CHIUSA. La Corte d’appello di Trento, sezione distaccata di Bolzano, ha condannato il Comune di Chiusa al risarcimento di un automobilista che il 2 gennaio 2011 era rimasto gravemente ferito in un’uscita autonoma di strada causata dalla presenza di ghiaccio sulla carreggiata.

Affidandosi a Giesse Risarcimento Danni, società specializzata nel risarcimento di incidenti stradali, S.L., 41enne di Bressanone, ha visto riconosciute le responsabilità del Comune di Chiusa, condannato per non aver adeguatamente protetto il tratto di carreggiata lungo la statale 141 che collega Chiusa a Funes.

Erano da poco passate le 13 quando, dopo una leggera curva, il 41enne operaio ha perso il controllo dell’auto su cui viaggiava da solo, che ha perso aderenza scivolando sulla patina di ghiaccio che in quel tratto, vicino al fiume, ricopriva l’asfalto.
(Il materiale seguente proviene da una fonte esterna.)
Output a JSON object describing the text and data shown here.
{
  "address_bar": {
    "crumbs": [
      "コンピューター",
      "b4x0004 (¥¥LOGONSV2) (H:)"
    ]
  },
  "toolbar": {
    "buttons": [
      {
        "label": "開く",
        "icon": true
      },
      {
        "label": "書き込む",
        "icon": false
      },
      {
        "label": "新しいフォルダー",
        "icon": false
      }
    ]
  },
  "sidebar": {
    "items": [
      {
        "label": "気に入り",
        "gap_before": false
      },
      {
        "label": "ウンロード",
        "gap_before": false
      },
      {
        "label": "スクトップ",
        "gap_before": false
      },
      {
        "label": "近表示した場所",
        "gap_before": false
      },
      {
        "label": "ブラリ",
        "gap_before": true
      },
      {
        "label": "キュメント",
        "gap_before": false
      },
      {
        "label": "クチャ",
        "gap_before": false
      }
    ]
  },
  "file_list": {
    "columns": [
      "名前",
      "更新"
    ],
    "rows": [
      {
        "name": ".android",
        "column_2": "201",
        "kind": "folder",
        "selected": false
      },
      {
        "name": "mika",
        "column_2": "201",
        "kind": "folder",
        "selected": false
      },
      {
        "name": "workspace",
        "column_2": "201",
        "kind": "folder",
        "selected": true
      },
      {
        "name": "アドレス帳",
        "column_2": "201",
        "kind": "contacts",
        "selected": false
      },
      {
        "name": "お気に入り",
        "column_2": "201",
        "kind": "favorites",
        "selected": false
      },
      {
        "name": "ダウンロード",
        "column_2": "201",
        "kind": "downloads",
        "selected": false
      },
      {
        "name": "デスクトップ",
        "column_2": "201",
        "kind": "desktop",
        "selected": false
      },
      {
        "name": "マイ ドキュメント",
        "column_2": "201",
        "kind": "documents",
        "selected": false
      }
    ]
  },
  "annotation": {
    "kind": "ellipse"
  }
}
Fino allo scontro sul traliccio della vicina linea ferroviaria poco oltre il margine della carreggiata.

Soccorso dopo essere rimasto imprigionato nelle lamiere, il 41enne ha riportato un grave politrauma che gli ha causato conseguenze permanenti agli arti inferiori e superiori. L’automobilista si è così rivolto alla sede Giesse di Bolzano chiedendo di verificare le responsabilità da parte del Comune, che dopo l’incidente ha predisposto delle barriere protettive tra il bordo della carreggiata e il traliccio.

Malgrado un primo parere negativo della sezione civile del tribunale di Bolzano, a favore dell’automobilista si è espressa la Corte d’appello, ravvisando come “il traliccio ferroviario posto a meno di un metro dalla strada sia un elemento accessorio oggettivamente pericoloso, con riferimento al quale è ravvisabile una responsabilità del Comune per non essersi preventivamente attivato al fine di predisporre delle barriere di protezione”.

Da qui la condanna, ritenendo colpevole il Comune nella misura del 50% poiché all’automobilista è stato contestato un eccesso di velocità da parte del consulente tecnico nominato dal giudice.

“Attendiamo ora gli esiti dell’istruttoria richiesta dal giudice per quantificare l’entità reale del danno e la sua ripartizione a favore anche dei familiari, che da quel giorno hanno dovuto occuparsi delle cure e del mantenimento del nostro assistito - spiega Maurizio Cibien, responsabile della sede Giesse di Bolzano - A causa dell’impatto contro il traliccio il nostro assistito ha patito importanti lesioni personali come la frattura di tutti e due i femori, di una tibia, del setto nasale, la rotture di tre legamenti del ginocchio, del muscolo bicipite destro e ulteriori ferite e traumi minori”.